In the bailout of Continental Illinois, a case that Friedman thought had been handled well, depositors and other creditors were protected, but shareholders were mostly wiped out and management was replaced. The protection of depositors and other creditors created an advantage for large banks: they could raise funds more easily because they, like Continental Illinois, were “too big to fail.” However, Friedman thought that as long as shareholders and managers were forced to pay dearly when a financial institution was bailed out there would still be an adequate incentive for bank managers to exercise prudence.

More generally:

For Friedman this meant that in the case of financial institutions the benefits of a bailout might outweigh the costs.

And more speculatively:

No one can channel an economist as brilliant and creative as Milton Friedman. Nevertheless, having come this far I will make an attempt. I believe that it would have been consistent with his earlier views for Friedman to have been reluctant to condemnthe program of bailouts undertaken in 2008, to use the phrase that he used when questioned about the rescue of LongTerm Capital Management.
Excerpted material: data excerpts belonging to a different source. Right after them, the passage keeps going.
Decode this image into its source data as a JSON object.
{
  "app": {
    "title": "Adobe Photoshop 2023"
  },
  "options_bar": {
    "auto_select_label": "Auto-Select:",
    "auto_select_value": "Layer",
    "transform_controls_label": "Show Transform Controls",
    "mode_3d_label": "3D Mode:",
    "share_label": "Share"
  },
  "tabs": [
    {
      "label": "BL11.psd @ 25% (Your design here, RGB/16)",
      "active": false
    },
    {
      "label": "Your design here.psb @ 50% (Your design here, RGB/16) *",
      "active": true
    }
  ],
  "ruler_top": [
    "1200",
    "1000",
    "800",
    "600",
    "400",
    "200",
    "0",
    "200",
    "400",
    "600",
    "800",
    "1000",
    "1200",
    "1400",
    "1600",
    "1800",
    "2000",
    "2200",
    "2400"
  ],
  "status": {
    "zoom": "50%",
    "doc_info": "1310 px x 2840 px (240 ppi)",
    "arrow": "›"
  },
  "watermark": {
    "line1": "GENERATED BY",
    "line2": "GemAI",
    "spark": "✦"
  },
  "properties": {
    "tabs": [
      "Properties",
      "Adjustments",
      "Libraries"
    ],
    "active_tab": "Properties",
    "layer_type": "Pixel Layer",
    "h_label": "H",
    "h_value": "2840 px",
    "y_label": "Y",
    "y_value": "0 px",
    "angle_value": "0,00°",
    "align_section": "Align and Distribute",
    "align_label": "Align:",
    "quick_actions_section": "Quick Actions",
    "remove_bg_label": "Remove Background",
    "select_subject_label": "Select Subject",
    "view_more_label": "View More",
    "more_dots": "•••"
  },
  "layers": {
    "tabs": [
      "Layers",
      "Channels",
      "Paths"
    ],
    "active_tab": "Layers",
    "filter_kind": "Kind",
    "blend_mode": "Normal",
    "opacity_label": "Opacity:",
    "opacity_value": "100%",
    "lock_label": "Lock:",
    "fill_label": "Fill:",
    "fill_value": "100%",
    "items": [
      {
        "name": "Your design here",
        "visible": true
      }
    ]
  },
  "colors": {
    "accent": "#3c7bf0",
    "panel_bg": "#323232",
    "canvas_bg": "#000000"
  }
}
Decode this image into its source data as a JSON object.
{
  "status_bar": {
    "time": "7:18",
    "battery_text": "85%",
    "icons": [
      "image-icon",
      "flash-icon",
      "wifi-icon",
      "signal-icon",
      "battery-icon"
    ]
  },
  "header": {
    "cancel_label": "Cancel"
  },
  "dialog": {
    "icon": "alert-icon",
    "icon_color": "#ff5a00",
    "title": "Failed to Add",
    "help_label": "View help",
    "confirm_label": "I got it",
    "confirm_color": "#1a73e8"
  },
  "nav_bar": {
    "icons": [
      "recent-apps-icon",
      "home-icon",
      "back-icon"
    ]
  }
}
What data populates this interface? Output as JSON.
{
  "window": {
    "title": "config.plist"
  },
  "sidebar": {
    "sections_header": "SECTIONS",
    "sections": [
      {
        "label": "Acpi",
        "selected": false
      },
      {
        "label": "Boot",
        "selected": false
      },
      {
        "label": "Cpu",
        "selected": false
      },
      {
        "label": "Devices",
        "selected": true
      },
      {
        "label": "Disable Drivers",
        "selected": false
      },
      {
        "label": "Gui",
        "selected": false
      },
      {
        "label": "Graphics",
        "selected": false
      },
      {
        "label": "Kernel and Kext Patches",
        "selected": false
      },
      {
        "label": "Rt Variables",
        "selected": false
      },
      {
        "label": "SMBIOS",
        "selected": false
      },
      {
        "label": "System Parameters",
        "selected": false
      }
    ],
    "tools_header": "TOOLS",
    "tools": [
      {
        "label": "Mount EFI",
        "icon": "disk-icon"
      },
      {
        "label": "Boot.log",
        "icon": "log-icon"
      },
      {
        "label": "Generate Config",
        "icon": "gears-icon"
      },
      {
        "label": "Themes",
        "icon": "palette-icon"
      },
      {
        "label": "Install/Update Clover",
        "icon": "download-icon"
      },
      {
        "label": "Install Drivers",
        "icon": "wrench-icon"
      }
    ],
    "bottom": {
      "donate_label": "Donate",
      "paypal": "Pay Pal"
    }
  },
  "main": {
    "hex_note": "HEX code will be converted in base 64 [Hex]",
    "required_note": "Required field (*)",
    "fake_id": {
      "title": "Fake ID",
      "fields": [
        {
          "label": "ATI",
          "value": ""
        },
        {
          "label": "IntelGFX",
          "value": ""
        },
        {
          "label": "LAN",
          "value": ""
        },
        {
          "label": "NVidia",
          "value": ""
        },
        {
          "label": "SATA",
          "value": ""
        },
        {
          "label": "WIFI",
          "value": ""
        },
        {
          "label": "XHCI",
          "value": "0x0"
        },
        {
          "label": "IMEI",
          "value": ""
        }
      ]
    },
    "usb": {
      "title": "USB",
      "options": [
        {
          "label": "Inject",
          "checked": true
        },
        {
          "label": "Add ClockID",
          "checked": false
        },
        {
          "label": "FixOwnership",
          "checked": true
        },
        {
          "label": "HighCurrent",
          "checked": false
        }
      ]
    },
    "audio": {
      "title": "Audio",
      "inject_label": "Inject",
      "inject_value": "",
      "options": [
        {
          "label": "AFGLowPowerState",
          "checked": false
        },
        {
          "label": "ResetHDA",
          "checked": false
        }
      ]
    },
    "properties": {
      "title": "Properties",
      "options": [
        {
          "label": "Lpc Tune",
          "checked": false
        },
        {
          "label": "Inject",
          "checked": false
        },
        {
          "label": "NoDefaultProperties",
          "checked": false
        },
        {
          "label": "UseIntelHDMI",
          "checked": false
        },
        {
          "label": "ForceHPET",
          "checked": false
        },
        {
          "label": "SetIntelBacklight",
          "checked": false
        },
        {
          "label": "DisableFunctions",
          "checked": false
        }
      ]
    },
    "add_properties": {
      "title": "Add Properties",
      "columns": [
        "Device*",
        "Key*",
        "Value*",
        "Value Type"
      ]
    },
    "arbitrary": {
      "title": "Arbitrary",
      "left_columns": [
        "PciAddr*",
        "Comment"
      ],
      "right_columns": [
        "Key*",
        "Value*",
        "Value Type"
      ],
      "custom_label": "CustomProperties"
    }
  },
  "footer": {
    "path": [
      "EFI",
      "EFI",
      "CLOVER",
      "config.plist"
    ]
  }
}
I think he would have recognized that the repos issued by Lehman Brothers and other investment banks were similar to uninsured deposits in commercial banks, thus making possible a destructive panic. In other words, he would have recognized the logic of the contention that 2008 was a run on repos and similar to earlier financial panics (Gorton, Laarits, and Metrick 2018). He might have reminded us of the consequences of the failure to provide help for the BoUS in 1930. However, he might well have been critical of the structure of the bailouts, especially with respect to how various classes of stakeholders were treated.

I recall being excoriated in 2009 for suggesting that Friedman would have endorsed some version of the bailouts of that time.